Role of the compensation capacitor
Tests have shown that detectors collecting signal from the cathode, that are not using the compensation capacitor, in some certain conditions (RF Excitation, High energetic radiation event, etc), can develop an uncontrolled oscillation in the tube circuit, resulting in a very high number of pulses being falsely registered. The excellent Centronic paper on Geiger muller tubes, explains this phenomenon and the role of the compensation capacitor in a Geiger Counter circuit (page 22):
R2 and capacitor C4
When the output signal is taken from the cathode resistor R2 in the preferred way, usually via screened cable, the signal connection to the counter (whether it is via a series capacitor or not) will inevitably make some additional capacitance appear across this resistor. (The deliberate addition of a further parallel capacitor for compensation purposes is described in the next section).
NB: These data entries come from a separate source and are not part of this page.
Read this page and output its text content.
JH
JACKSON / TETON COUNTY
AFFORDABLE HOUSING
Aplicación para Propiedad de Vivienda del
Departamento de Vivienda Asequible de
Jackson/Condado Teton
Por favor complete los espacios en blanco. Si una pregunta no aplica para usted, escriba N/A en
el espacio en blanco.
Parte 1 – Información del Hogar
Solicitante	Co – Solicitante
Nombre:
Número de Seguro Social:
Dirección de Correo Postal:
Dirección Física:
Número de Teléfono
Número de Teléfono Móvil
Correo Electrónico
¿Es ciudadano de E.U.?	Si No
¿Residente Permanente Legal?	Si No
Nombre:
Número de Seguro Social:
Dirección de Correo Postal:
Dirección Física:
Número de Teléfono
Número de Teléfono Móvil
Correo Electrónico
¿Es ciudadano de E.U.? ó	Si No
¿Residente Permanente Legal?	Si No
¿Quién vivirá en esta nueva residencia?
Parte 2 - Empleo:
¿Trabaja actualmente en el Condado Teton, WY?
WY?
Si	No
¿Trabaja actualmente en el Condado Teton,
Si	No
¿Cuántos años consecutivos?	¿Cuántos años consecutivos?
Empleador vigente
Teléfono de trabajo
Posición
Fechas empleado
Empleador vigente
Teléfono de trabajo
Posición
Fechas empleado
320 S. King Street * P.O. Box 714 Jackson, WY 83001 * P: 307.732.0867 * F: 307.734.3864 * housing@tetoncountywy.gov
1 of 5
As the capacitance C4 will bypass the higher frequency components of the output pulse that would otherwise have developed a voltage across R2, the effect is to slow down the leading edge of the pulse and also to lengthen the tail slightly. Provided the value of C4 is not excessive (say, <100pF), it has little effect on the operation of the tube as a counter.
If the tube is considered as a generator, and if its shunt capacitance and source resistance are ignored, the application circuit can be redrawn as shown in Figure 17(a). We can then consider R1 and R2 together as forming a potential divider connected across the generator, and Ct to C4 must equal the division ratio of R1 and R2. We can then write the following equation:
R2 / (R1 + R2) = Ct / (Ct + C4) . So, R1 * Ct = R2 * C4 (or C4 = Ct * R1 / R2 ).
The stray capacitances C2 and C3 shows in Figure 14 have been lumped together. This is permissible because, for the pulse generated by the tube, the supply rail and ground are at the same AC potential.
Some practical values that are typical for the ZP1300 tube, R1 = 2.2 MO, R2 = 47ki2, and (C2+C3) = 2pF. With these values, a value of 90p F for capacitor C4 will give appropriate compensation.
The uRADMonitor model A units use the SBM-20 and SI-29BG tubes. The R1 = 10MO and R2 = 220KO . The SBM-20 has a capacitance of 8pF and the SI-29BG, thanks to its large anode, has a higher capacitance of 12pF, despite the smaller size.
As the formula presented in the Centronic paper would give C4 = 8pF * 10MO / 220KO = 363pF for the SBM-20 and C4 = 12pF * 10MO / 220KO = 545pF for the SI-29BG, values that are too big, a more convenient value of 68pF has been selected for the compensation capacitor, that functions with good results, without affecting the pulse shape and width too much.